Taken is about an ex-CIA agent who comes out of retirement to save his kidnapped daughter. I know, I know, it’s been done before. But so has “spy who loses his memory and goes head-to-head with bad guys in order to reveal his identity” – and I for one still love the Jason Bourne series. You don’t see these kinds of films for sweeping landscapes or heart-melting romance; you know the good guy’s going to come out on top; and you’re pretty sure at least one “good guy” is gonna be a double crosser. So why watch a film that’s so predictable and formulaic?
Because it’s fun.
Taken is an action film, and boy does it deliver on the action. Fancy cut-aways make the fight scenes seem a little choppy in that holy-mother-I-think-I-felt-that kind of way. Car chases and on-foot pursuits are a-plenty. And the spy tricks employed by Liam Neeson’s character, Bryan, aren’t overused movie cliches. In its sheer adrenaline-rush inducing fun, Taken is worth the $10 for a bootleg DVD Sunday matinee in Canarsie. (I’d pay the usual $17.50 for a seat in the city, but who has that kind of cash to blow on an hour and a half of amusement?)

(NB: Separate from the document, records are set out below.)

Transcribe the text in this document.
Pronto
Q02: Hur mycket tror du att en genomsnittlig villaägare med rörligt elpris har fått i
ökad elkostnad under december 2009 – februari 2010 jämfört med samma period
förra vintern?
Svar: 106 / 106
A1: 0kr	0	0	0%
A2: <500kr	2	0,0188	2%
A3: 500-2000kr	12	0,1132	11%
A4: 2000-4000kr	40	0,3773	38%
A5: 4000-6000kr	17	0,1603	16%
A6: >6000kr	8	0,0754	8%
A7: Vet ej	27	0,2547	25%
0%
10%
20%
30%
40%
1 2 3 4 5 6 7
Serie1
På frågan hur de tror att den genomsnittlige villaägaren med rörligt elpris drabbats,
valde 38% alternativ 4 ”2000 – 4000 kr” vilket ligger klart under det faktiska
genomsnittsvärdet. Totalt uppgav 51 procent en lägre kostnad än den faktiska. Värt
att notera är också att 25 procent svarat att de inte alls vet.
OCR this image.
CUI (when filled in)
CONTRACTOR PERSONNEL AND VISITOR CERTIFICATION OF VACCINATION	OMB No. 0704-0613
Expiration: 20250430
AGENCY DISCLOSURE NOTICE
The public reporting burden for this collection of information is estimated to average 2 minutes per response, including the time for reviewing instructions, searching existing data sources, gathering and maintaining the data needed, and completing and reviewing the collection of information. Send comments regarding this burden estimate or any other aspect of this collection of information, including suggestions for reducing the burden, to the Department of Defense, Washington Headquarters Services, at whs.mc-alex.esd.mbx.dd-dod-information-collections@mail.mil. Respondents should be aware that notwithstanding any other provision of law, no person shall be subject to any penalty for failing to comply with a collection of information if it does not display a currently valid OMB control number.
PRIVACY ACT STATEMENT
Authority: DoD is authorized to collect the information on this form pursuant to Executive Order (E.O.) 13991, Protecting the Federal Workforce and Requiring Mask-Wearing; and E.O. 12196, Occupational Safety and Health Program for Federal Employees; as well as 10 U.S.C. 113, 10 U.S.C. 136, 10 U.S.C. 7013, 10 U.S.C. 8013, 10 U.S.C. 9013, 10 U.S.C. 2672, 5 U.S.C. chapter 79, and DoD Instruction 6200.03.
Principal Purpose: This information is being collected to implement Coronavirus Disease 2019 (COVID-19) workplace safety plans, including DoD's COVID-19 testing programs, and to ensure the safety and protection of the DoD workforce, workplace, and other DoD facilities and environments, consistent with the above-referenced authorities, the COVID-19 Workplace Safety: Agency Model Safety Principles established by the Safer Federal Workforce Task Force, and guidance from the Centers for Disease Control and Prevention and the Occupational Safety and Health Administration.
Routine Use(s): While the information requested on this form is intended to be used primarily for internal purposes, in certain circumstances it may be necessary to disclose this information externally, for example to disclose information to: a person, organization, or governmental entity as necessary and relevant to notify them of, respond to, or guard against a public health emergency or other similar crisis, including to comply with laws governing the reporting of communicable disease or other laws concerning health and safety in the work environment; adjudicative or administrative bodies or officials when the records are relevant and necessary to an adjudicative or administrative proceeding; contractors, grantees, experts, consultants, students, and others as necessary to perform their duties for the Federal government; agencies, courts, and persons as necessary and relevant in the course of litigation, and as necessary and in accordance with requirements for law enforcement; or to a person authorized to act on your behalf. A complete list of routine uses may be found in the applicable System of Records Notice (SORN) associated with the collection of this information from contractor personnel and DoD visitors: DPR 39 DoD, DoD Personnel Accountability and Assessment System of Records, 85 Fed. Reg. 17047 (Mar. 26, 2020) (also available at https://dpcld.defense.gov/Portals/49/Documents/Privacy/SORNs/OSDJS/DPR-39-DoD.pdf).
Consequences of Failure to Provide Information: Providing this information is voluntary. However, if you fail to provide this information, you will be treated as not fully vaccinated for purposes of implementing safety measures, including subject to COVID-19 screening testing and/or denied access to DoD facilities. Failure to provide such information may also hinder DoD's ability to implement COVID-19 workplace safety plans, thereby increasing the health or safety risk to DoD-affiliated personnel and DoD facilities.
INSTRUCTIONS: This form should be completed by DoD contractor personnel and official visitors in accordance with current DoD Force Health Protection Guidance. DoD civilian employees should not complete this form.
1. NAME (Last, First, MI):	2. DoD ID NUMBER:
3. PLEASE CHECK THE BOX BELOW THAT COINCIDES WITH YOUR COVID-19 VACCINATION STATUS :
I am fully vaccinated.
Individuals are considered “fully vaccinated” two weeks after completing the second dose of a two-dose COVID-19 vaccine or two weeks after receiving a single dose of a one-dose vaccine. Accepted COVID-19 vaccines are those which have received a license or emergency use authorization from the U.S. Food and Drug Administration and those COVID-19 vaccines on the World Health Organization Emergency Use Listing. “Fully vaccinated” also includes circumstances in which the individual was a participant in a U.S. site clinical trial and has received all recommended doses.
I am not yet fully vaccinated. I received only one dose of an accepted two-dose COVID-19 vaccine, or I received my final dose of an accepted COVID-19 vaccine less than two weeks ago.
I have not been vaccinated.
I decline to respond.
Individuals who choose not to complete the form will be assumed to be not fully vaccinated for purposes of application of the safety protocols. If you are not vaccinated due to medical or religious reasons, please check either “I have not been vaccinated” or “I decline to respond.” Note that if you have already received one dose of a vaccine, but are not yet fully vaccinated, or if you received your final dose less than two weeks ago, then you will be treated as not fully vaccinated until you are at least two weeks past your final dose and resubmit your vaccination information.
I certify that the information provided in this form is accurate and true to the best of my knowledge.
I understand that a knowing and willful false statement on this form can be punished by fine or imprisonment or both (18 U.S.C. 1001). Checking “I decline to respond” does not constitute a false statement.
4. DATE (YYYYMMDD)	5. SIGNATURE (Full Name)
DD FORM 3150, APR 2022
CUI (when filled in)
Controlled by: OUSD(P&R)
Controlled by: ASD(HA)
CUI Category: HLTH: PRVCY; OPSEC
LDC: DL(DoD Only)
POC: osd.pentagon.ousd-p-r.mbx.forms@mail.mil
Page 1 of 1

My one little problem with the movie – and it isn’t really a problem per se, but an observation that slightly intrigues me – is that by the end of the movie, there is no evidence that Bryan’s daughter, Kim, has been sexually assaulted. Not that that’s usually a problem; I don’t go to movies waiting for someone to get raped. But she was kidnapped by a gang that specializes in trafficking women, and in the hour and twenty minutes preceding Kim’s rescue, Bryan sees dozens of girls who’ve been drugged and sold into prostitution (including Kim’s friend, Amanda, who is more sexually experienced than Kim). Kim’s only saving grace? She’s a virgin, so her kidnappers kept her alive/untouched for the highest bidder.
Bottom line: Taken is a great action film, but also mild abstinence propaganda.
Or maybe I’m just looking a little too deeply into the substance of the film? After all, it’s only an action movie.